Do you travel all the time and want a notebook that is VERY small and light? Like 3lbs as opposed to 7 – 9lbs. Be careful. You don’t want to get one so small that you can’t type. Toshiba’s Libretto is way to small for many western fingers, but Asian fingers are often thin and can type better on its tiny keyboard.
Battery life. If you are often not near a power plug it can be VERY helpful to get a notebook that goes for 4, 6, 8 hours. The one that comes default with your notebook probably won’t do.
Of course, get lots of memory, hard disk space and built in wireless access.

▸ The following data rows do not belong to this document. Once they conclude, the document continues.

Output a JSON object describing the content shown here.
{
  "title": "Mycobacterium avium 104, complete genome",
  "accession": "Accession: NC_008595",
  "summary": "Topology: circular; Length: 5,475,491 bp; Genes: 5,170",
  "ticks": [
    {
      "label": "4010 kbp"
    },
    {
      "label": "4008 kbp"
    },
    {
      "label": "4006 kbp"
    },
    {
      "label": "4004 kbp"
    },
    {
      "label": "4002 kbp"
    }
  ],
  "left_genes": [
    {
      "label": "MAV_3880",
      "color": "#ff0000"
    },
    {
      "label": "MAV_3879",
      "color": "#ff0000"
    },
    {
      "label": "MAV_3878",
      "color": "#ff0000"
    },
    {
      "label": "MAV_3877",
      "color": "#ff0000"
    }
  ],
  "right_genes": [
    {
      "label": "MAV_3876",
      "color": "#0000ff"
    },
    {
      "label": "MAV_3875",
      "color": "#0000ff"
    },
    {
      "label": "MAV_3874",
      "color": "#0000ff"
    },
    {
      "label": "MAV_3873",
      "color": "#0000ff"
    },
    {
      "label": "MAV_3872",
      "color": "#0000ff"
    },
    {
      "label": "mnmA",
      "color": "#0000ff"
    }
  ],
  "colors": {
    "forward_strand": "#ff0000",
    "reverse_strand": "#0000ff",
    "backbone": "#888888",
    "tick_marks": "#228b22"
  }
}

The Washington Post writes Laptop screens can have their own quirks to consider. A larger screen may not show any more detail than a smaller display with the same resolution; it will just make the text and icons on the screen look bigger and slightly duller. Apple’s plus-sized 14-inch iBook is the prime example of this, with a screen that shows no more detail than the 12-inch LCD on its smaller sibling. (Note that a machine with a widescreen LCD will provide a better movie-watching experience and will likely fit better on the tray table of an airliner.)
Just as in desktops, it’s easy to buy too much processor in a laptop. For most uses, even the slowest processor available runs more than fast enough. Do not let yourself get spooked by the relatively low clock speeds of many laptop processors, because these no longer effectively measure performance. A Pentium M, for example, computes just as quickly as a Pentium 4 with a much higher gigahertz figure.